Monday, March 30, 2015

Rush 6: The Brit Shot

In a scene occurring an hour and eight minutes into, "Bridge on the River Kwai," we see four British officers traveling across the River Kwai via ferry. The shot is a long shot, uninterrupted by cuts. The camera is fixed on the ferry and the officers, meaning all dynamicism in the shot is provided by the  background: the River Kwai itself, and British soldiers jumping, playing, splashing, and possibly working in the water around the bridge.

The scene is ultimately a comic one. The assertion by the uptight officers that good British values will construct a bridge is contrasted by the care-free cavorting of the troops behind them. This ironic juxtaposition is further highlighted by the difference between the solid foreground of the four British officers, and the wild background of the jungle and splashing troops. If tragedy is a story of clashing values (family versus country, etc), then this scene is not yet tragic. We see officers who are oblivious to the world around them, assuming that their values will readily supplant the ones ignored behind them.

In terms of impacting the historical audience for the film, 1960s America (not the diagetic context of the film, WWII), there is the connotation of the war in Vietnam, but there is also the question of the emergence of Japan as an industrial power post WWII. The logic of the film up to this point, and this scene in particular, posits that the Japanese were incompetent when it came to the quality control and rigor needed for modern manufacturing (they created the environment of chaos personified by the jungle and revelrous British soldiers), and that it was the influence of the western world which would provide the stability and eye for detail which ultimately enabled success.

Monday, March 2, 2015

Rush 5: The Non-Diegetic Soliloquy and the Performer's Relationship to the Audience

Chief among the pantheon of techniques of artifice which signal that we are in the realm of the theatrical is the soliloquy. Outside of the theater, speaking one's thoughts aloud is generally considered to be a sign of flagging mental well being; to talk to oneself is a sign of agitation or altered social mores. Yet this speaking aloud otherwise private thoughts is extraordinarily present in our theatrical tradition.

Though the Greek tragedy, "Antigone" does not have the same soliloquy's of "Hamlet," or "Oedipus Rex" it is replete with long didactic speeches and a chorus who speaks to the audience in very plain terms about the stakes and themes of the play. These theatrical methods of direct addressed survived and evolved for thousands of years. But how has direct address translated to film, a theatrical medium wherein the actor is nowhere near the audience being directly addressed? One example to consider is Laurence Olivier's adaptation of Hamlet. Hamlet's first soliloquy (Act 1 Scene 2 "O that this too too solid flesh would melt [...]") is spoken partially aloud, and partially as non-diagetic narration heard by the audience, but not spoken by the actor on screen. During the long stretches of non-diegetic soliloquy, we the audience are left only to contemplate Olivier's facial expressions.
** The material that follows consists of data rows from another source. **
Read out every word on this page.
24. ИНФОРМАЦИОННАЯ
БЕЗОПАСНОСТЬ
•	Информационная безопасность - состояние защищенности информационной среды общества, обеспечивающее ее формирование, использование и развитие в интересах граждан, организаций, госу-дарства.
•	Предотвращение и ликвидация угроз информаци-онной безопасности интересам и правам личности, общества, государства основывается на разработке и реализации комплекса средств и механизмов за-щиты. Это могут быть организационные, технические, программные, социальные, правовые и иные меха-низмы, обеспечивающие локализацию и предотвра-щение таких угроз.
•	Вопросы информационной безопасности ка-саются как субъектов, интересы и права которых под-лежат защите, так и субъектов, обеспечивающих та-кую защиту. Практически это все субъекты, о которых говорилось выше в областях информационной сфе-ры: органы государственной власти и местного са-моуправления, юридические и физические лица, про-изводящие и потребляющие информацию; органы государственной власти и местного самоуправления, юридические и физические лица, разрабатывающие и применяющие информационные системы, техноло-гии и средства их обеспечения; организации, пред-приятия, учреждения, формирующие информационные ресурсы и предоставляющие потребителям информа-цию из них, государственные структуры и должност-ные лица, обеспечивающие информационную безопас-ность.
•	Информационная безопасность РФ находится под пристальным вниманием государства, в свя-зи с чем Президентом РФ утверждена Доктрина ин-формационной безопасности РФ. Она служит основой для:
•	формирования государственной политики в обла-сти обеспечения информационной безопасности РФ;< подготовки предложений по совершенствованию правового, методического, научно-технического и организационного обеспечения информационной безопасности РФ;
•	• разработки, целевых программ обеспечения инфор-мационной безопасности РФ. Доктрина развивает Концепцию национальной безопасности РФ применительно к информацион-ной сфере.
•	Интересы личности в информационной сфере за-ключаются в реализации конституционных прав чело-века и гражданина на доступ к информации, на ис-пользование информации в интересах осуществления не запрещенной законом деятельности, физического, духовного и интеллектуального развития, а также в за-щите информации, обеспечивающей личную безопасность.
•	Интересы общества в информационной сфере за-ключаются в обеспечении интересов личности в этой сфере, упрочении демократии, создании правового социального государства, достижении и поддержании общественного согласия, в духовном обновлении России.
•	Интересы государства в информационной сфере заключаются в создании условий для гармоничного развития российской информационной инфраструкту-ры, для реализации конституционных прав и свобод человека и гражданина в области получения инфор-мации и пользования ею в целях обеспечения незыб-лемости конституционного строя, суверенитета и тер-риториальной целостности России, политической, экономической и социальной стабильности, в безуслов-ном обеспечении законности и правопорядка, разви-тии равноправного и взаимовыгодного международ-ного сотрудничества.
If we are to naively speculate on reasons why Olivier may have chosen the non-diegetic or intra-diaegetic over-narration  for this section of the film, we can consider many possibilities:

  • The prevalence of psychology and notions of the subconscious in the 20th century made the idea of an "internal monologue" a compelling one for audiences, and something which could be explored more easily using recorded sound on film than in spoken theater
  • Silence and suffering are interesting correlatives which are not explored very effectively in theatrical tragedy: What is a Hamlet like when he bemoans less loudly and more internally?
  • The relationship between the audience and the actor is fundamentally changed when a play is filmed versus when a play is performed. Would Olivier's soliloquy be somehow 'worse' if it was performed as though for stage? 
  • Audiences themselves changed: Suppose that the long speeches of 'Antigone' seemed naturalistic or realistic to Greek audiences? We can easily imagine that people spoke in a longer, more considered way in ancient Greece than they do today; or in 1948. This presentation of the soliloquy as internal could seem equally 'real' to the 1948 audience as the wholly spoken soliloquy did to Hamlet's original audience.